Un proyecto hecho realidad

Es difícil describir con palabras lo que aquí he pretendido reflejar, emociones, sentimiento, compromiso y una fuerte capacidad de superación, todo esto es lo mas puro que refleja esta historia. Vivimos en un mundo rodeado de competiciones, donde la mayoría de las personas queremos ser mejor… mejor que el vecino, el compañero de trabajo, o el amigo que tienes en otro club, ese que te ganó en la carrera anterior y ahora es tu objetivo a seguir… pero saliéndonos de todos estos piques sanos, o algunos no tan sanos, vamos a empezar por donde esta historia merece… por su principio.

Anhelo las primeras carreras, esas que se celebraban de forma gratuita y eran subvencionadas por las ayudas o festejos del pueblo, y ¡ojo! no digo que deban de ser gratuitas, pero si que sus costes no sean desorbitados como pasa en la mayoría de competiciones de ahora, y esto os lo dice una persona que no lleva tanto tiempo en esto, ya que procedo de una larga vida deportiva pero no en el ámbito competitivo, compitiendo quizá lleve unos siete años, suficientes para ver que los intereses de hoy día son íntegramente económicos y no se mira por el cuidado del corredor, obsequiándote con premios ridículos como el callejero de un pueblo o camisetas de un euro el palet, que como te descuides y llegues tarde no son ni de tu talla.

ALMERÍA PARAISO DEPORTIVO

Cuando imagine esto hace ya unos 16 meses quería vivir una experiencia cerca de casa con amigos y conocidos de diferentes clubes, como por ejemplo; mi club de triatlón Martín Oliver, el de carreras populares Run 04 y mi gente del C.A.M. (Club Almeriense de Montañismo), los que considero mi familia. Gente que ha estado ahí, en cada paso y descripción de mis movidas, personas que no se alarman cuando nombro distancias, desniveles, kilómetros y horas de descanso. Personas que saben lo que son los valores tales como el compromiso, la constancia y la motivación por luchar por un objetivo final, en eso consiste el Ultra Triatlón Alpino. En unir a diferentes clubes y lugares con una misma finalidad, ayudar a un amigo que se lo pide y qué mejor lugar que hacerlo en un lugar como este, Almería, tierra de contrastes y riquezas paisajísticas de belleza incalculable.

Comienza el reto

Es jueves, un 5 de Marzo de 2015, son las 14:10 p.m y mi mente está relajada y mi cuerpo preparado, lleva 15 meses preparando este momento.
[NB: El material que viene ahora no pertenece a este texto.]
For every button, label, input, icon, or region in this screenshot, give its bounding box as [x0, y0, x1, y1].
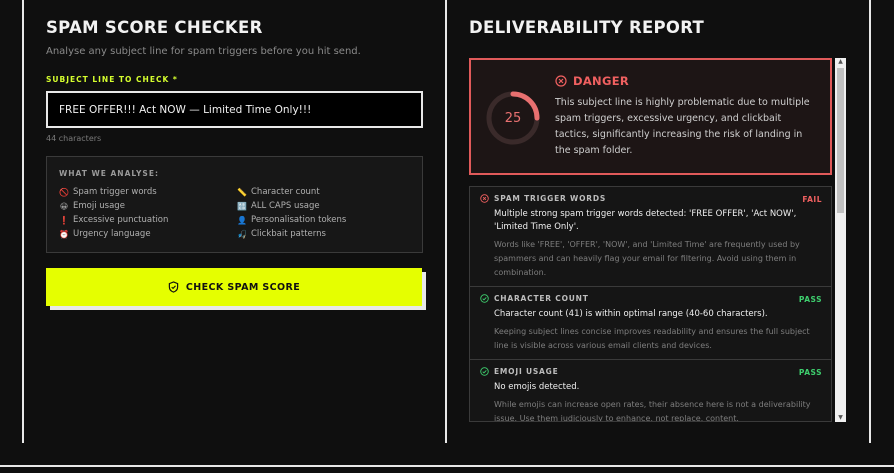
- analyse-item: 📏 Character count: [237, 187, 415, 197]
- character-count-text: 44 characters: [46, 134, 102, 143]
- result-item: CHARACTER COUNT PASS Character count (41) …: [470, 287, 831, 360]
- analyse-item: 🔠 ALL CAPS usage: [237, 201, 415, 211]
- analyse-title: WHAT WE ANALYSE:: [59, 169, 159, 178]
- analyse-item-label: Emoji usage: [73, 201, 125, 211]
- analyse-item-label: Urgency language: [73, 229, 151, 239]
- analyse-item: 🚫 Spam trigger words: [59, 187, 237, 197]
- right-frame-line: [869, 0, 871, 443]
- check-button-label: CHECK SPAM SCORE: [185, 281, 301, 293]
- scroll-down-arrow-icon[interactable]: ▼: [835, 414, 846, 422]
- caps-icon: 🔠: [237, 201, 247, 211]
- ruler-icon: 📏: [237, 187, 247, 197]
- analyse-item-label: Personalisation tokens: [251, 215, 347, 225]
- result-name: SPAM TRIGGER WORDS: [494, 194, 607, 203]
- person-icon: 👤: [237, 215, 247, 225]
- exclamation-icon: ❗: [59, 215, 69, 225]
- report-scrollbar[interactable]: ▲ ▼: [835, 58, 846, 422]
- fishing-icon: 🎣: [237, 229, 247, 239]
- check-button-wrap: CHECK SPAM SCORE: [46, 268, 426, 310]
- checker-subtitle: Analyse any subject line for spam trigge…: [46, 46, 361, 57]
- emoji-icon: 😀: [59, 201, 69, 211]
- check-circle-icon: [480, 294, 489, 303]
- analyse-item: 🎣 Clickbait patterns: [237, 229, 415, 239]
- bottom-frame-line: [0, 465, 894, 467]
- scroll-thumb[interactable]: [837, 68, 844, 213]
- check-spam-score-button[interactable]: CHECK SPAM SCORE: [46, 268, 422, 306]
- x-circle-icon: [480, 194, 489, 203]
- result-message: No emojis detected.: [494, 382, 580, 392]
- result-name: CHARACTER COUNT: [494, 294, 589, 303]
- result-status-badge: PASS: [798, 295, 822, 304]
- result-status-badge: FAIL: [802, 195, 822, 204]
- subject-line-label: SUBJECT LINE TO CHECK *: [46, 75, 178, 84]
- analyse-item: ⏰ Urgency language: [59, 229, 237, 239]
- score-value: 25: [504, 110, 522, 126]
- checker-title: SPAM SCORE CHECKER: [46, 18, 263, 37]
- result-note: Words like 'FREE', 'OFFER', 'NOW', and '…: [494, 240, 800, 277]
- scroll-up-arrow-icon[interactable]: ▲: [835, 58, 846, 66]
- left-frame-line: [22, 0, 24, 443]
- result-name: EMOJI USAGE: [494, 367, 559, 376]
- alarm-clock-icon: ⏰: [59, 229, 69, 239]
- no-entry-icon: 🚫: [59, 187, 69, 197]
- x-circle-icon: [555, 75, 567, 87]
- result-message: Multiple strong spam trigger words detec…: [494, 209, 797, 232]
- analyse-item: 👤 Personalisation tokens: [237, 215, 415, 225]
- analyse-item-label: ALL CAPS usage: [251, 201, 320, 211]
- analyse-item: 😀 Emoji usage: [59, 201, 237, 211]
- shield-icon: [168, 281, 179, 293]
- result-note: While emojis can increase open rates, th…: [494, 400, 811, 422]
- deliverability-report-panel: DELIVERABILITY REPORT 25 DANGER This sub…: [469, 18, 849, 422]
- results-list: SPAM TRIGGER WORDS FAIL Multiple strong sp…: [469, 186, 832, 422]
- result-item: SPAM TRIGGER WORDS FAIL Multiple strong sp…: [470, 187, 831, 287]
- result-item: EMOJI USAGE PASS No emojis detected. While …: [470, 360, 831, 422]
- subject-line-input[interactable]: [46, 91, 423, 128]
- analyse-item-label: Character count: [251, 187, 320, 197]
- verdict-header: DANGER: [555, 74, 629, 88]
- result-header: EMOJI USAGE: [480, 367, 822, 376]
- analyse-item-label: Excessive punctuation: [73, 215, 169, 225]
- verdict-description: This subject line is highly problematic …: [555, 97, 810, 156]
- score-card: 25 DANGER This subject line is highly pr…: [469, 58, 832, 175]
- result-message: Character count (41) is within optimal r…: [494, 309, 768, 319]
- analyse-item-label: Clickbait patterns: [251, 229, 326, 239]
- report-title: DELIVERABILITY REPORT: [469, 18, 705, 37]
- center-frame-line: [445, 0, 447, 443]
- analyse-item: ❗ Excessive punctuation: [59, 215, 237, 225]
- spam-checker-panel: SPAM SCORE CHECKER Analyse any subject l…: [46, 18, 426, 310]
- result-status-badge: PASS: [798, 368, 822, 377]
- verdict-label: DANGER: [573, 74, 630, 88]
- result-note: Keeping subject lines concise improves r…: [494, 327, 810, 350]
- result-header: SPAM TRIGGER WORDS: [480, 194, 822, 203]
- analyse-list: 🚫 Spam trigger words 📏 Character count 😀 Emoj…: [59, 187, 410, 239]
- check-circle-icon: [480, 367, 489, 376]
- analyse-item-label: Spam trigger words: [73, 187, 157, 197]
- result-header: CHARACTER COUNT: [480, 294, 822, 303]
- analyse-info-box: WHAT WE ANALYSE: 🚫 Spam trigger words 📏 Cha…: [46, 156, 423, 253]
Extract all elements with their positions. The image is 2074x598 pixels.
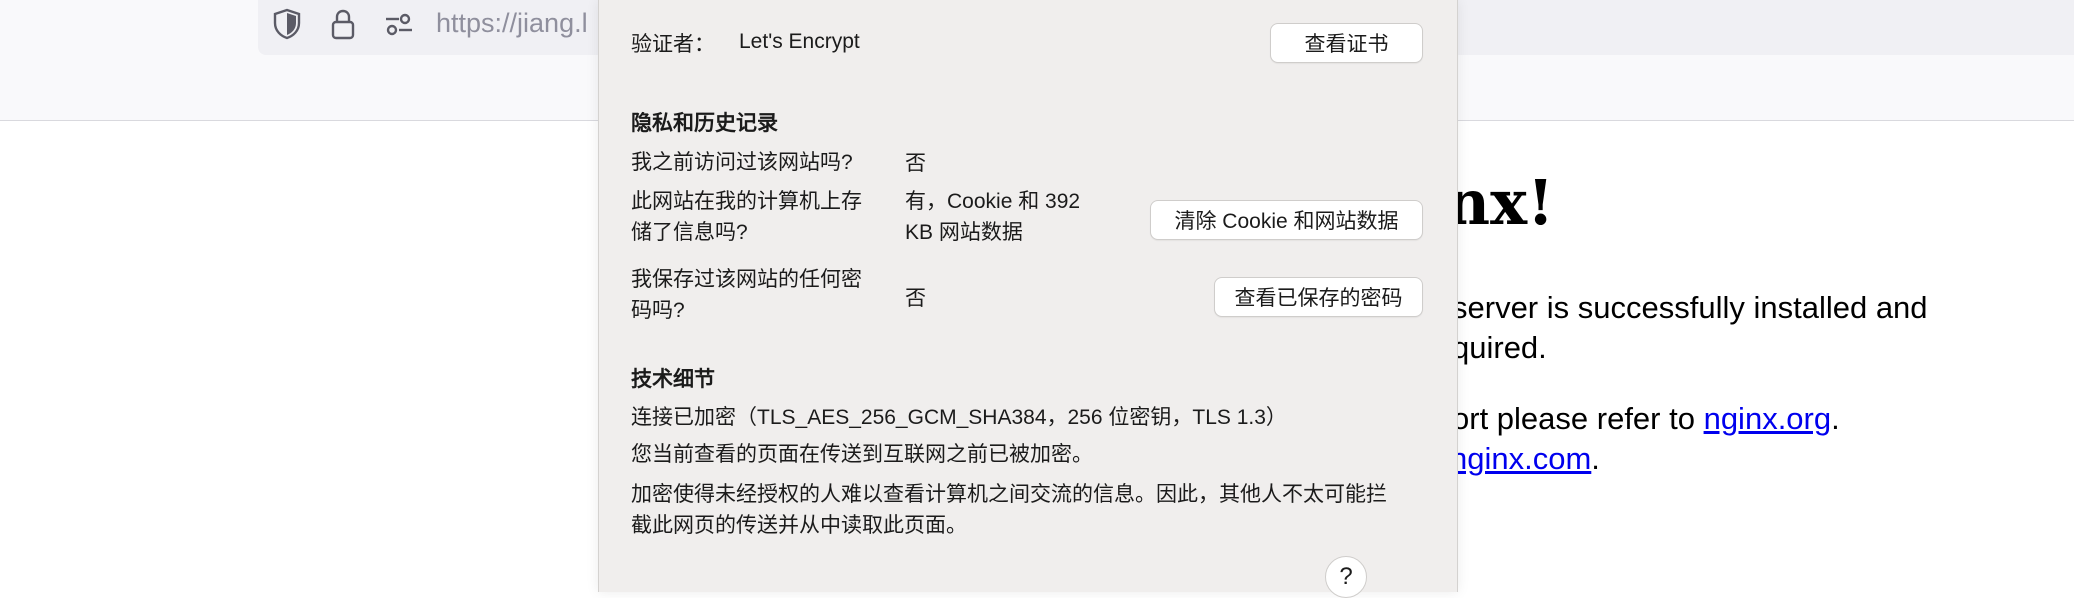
para2-line2: nginx.com. [1450, 439, 1600, 479]
stored-question-line1: 此网站在我的计算机上存 [631, 190, 862, 213]
tech-heading: 技术细节 [631, 368, 715, 391]
stored-answer-line2: KB 网站数据 [905, 221, 1023, 244]
visited-question: 我之前访问过该网站吗? [631, 151, 853, 174]
stored-answer-line1: 有，Cookie 和 392 [905, 190, 1081, 213]
tech-explanation-line1: 加密使得未经授权的人难以查看计算机之间交流的信息。因此，其他人不太可能拦 [631, 483, 1387, 506]
shield-icon[interactable] [270, 6, 304, 42]
tech-explanation: 加密使得未经授权的人难以查看计算机之间交流的信息。因此，其他人不太可能拦 截此网… [631, 479, 1387, 541]
para2-line2-period: . [1591, 441, 1600, 476]
stored-answer: 有，Cookie 和 392 KB 网站数据 [905, 186, 1080, 248]
para2-line1: ort please refer to nginx.org. [1452, 399, 1840, 439]
password-question-line1: 我保存过该网站的任何密 [631, 268, 862, 291]
tech-encrypted-note: 您当前查看的页面在传送到互联网之前已被加密。 [631, 443, 1093, 466]
para2-text: ort please refer to [1452, 401, 1704, 436]
tech-encryption-line: 连接已加密（TLS_AES_256_GCM_SHA384，256 位密钥，TLS… [631, 406, 1287, 429]
nginx-com-link[interactable]: nginx.com [1450, 441, 1591, 476]
para1-line2: quired. [1452, 330, 1547, 365]
clear-cookies-button[interactable]: 清除 Cookie 和网站数据 [1150, 200, 1423, 240]
verifier-label: 验证者： [631, 33, 715, 56]
password-question-line2: 码吗? [631, 299, 685, 322]
lock-icon[interactable] [326, 6, 360, 42]
view-certificate-button[interactable]: 查看证书 [1270, 23, 1423, 63]
permissions-icon[interactable] [382, 6, 416, 42]
site-info-panel: 验证者： Let's Encrypt 查看证书 隐私和历史记录 我之前访问过该网… [598, 0, 1458, 598]
url-text[interactable]: https://jiang.l [436, 8, 588, 39]
page-title: nx! [1445, 166, 1555, 239]
stored-question: 此网站在我的计算机上存 储了信息吗? [631, 186, 862, 248]
privacy-heading: 隐私和历史记录 [631, 112, 778, 135]
visited-answer: 否 [905, 152, 926, 175]
para2-period: . [1831, 401, 1840, 436]
tech-explanation-line2: 截此网页的传送并从中读取此页面。 [631, 514, 967, 537]
password-question: 我保存过该网站的任何密 码吗? [631, 264, 862, 326]
nginx-org-link[interactable]: nginx.org [1704, 401, 1832, 436]
view-saved-passwords-button[interactable]: 查看已保存的密码 [1214, 277, 1423, 317]
password-answer: 否 [905, 287, 926, 310]
para1-line1: server is successfully installed and [1452, 290, 1928, 325]
verifier-value: Let's Encrypt [739, 30, 860, 53]
stored-question-line2: 储了信息吗? [631, 221, 748, 244]
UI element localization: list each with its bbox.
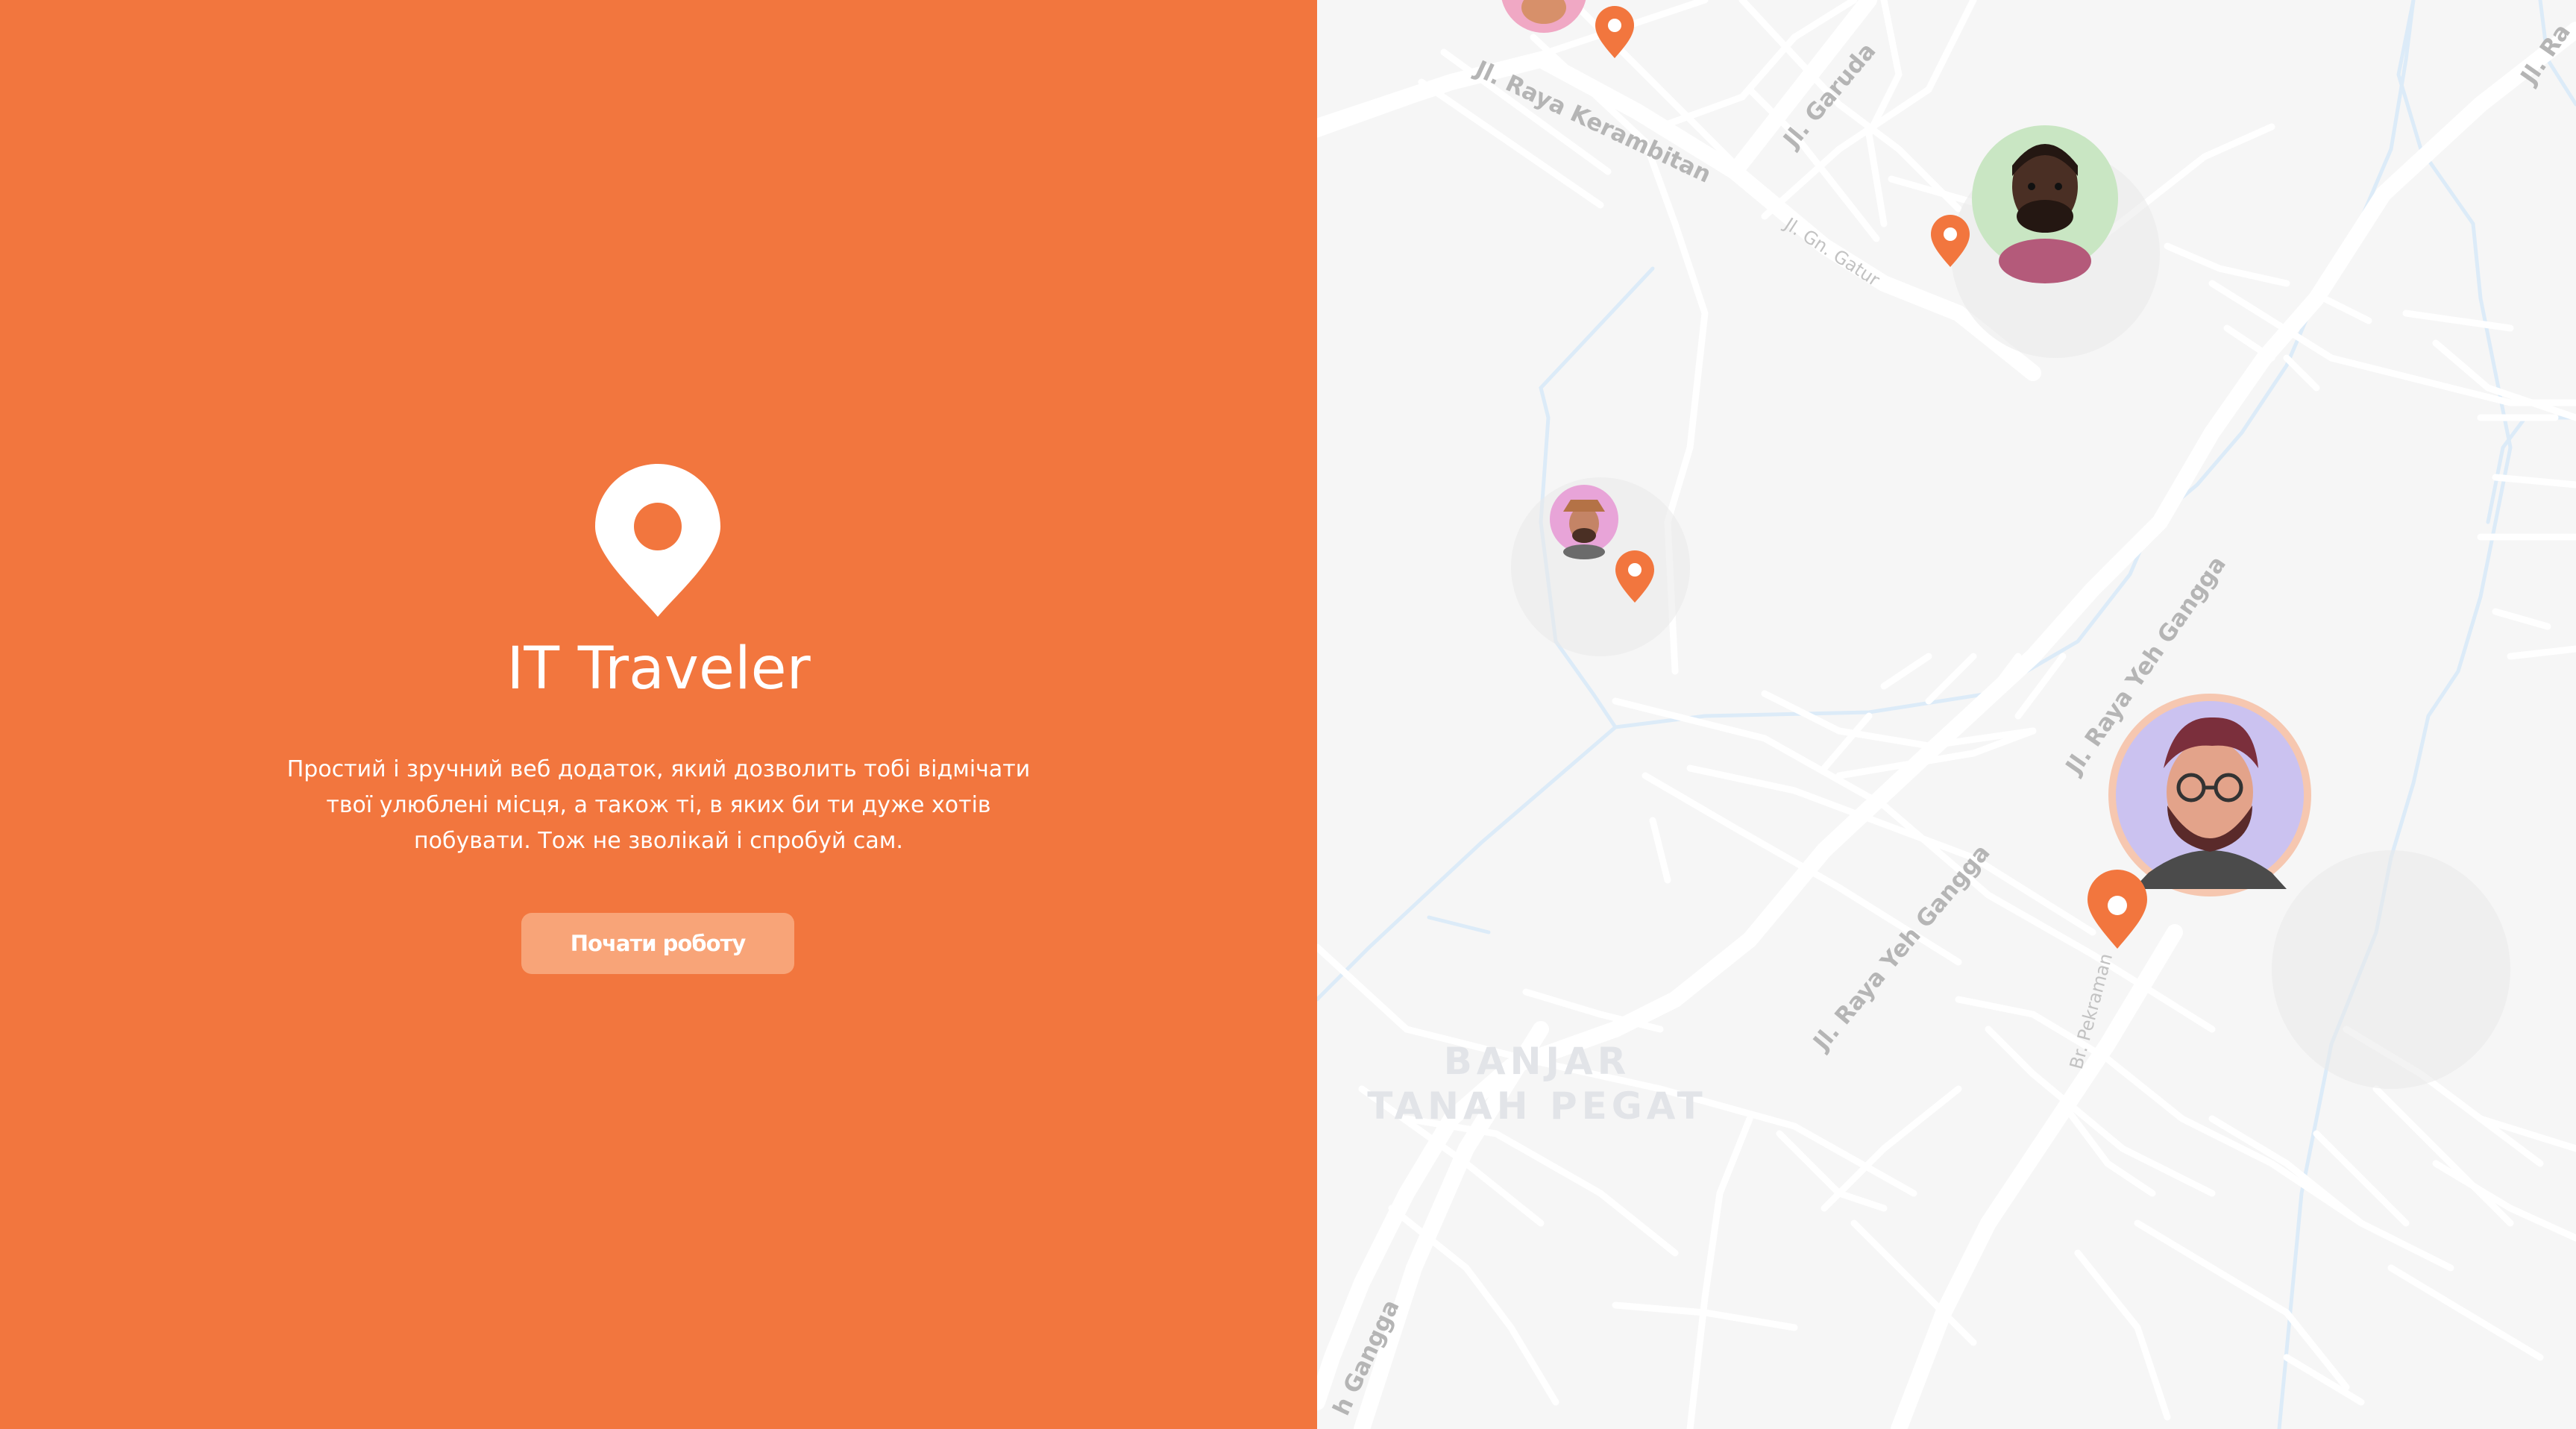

Cada músculo está concentrado en lo que le espera, han sido 168 horas semanales distribuidas en más de 70 semanas, con hasta 35 horas repartidas en los bloques de máxima carga semanales. 14:30 p.m: últimos preparativos: peso, tensión, pulsaciones, volumen de oxígeno, Francisco García Navío es el encargado de que mi musculatura no pase hambre y mi musculatura se encuentra al 100%, la nutrición es fundamental. 14:55 p.m: últimas fotos, sonrisas, y despedidas. A María del Mar y algunos de los amigos que ahí se quedan los veré en 74 horas. Junto a mí las piraguas de Cabo de Gata Kayak, empresa de turismo activo, que me escoltarán en las zonas de agua. Últimos minutos, hay corriente, algo de oleaje y es marzo, el agua aún está fría pero tenemos una temperatura ambiente de 20º C, el estado de la mar no me preocupa, no estoy nervioso, procedo del bodyboard y las olas son mi parque de atracciones, respiro, medito un poco, y llega el momento, conecto mi gps Bryton y al agua.

15:00: comienza la batalla, braceo con fuerza y aunque en piscina soy un poco penoso, en el mar me crezco, y las olas golpeando mi cara, son un empuje para demostrar ami cuerpo que está lo suficientemente entrenado, los miles de metros hechos en piscina de forma semanal, me dan la confianza que necesito. Al final, 5,8 km, y toco costa frente a la playa la Térmica, a las 16:41 saliendo del agua antes de lo previsto y ganándole unos minutos al crono. En la orilla me esperan grandes amigos, entre ellos tenemos a: Miguel Pérez “er juli”, fotógrafo profesional y alguien muy destacado en la provincia, con el está el equipo audiovisual R-Action, encargado de que todo lo que hacemos quede perfectamente filmado. Realizamos la primera transición, T1

Aventura Bike uno de los integrantes completos en esta locura, está esperándome con la bici preparada, mi S5 procedente de la mejor tienda de bicicletas. 17:08 p.m: empezamos a dar pedales, 22 minutos son el margen con el que voy y poseo una escolta de lujo “ Juanjo Fourquie” un triatleta de larga distancia que me acompañará durante parte del camino junto con “ Antonio Lorente Lamarca” patrocinador del evento con el grupo “Lamarca”.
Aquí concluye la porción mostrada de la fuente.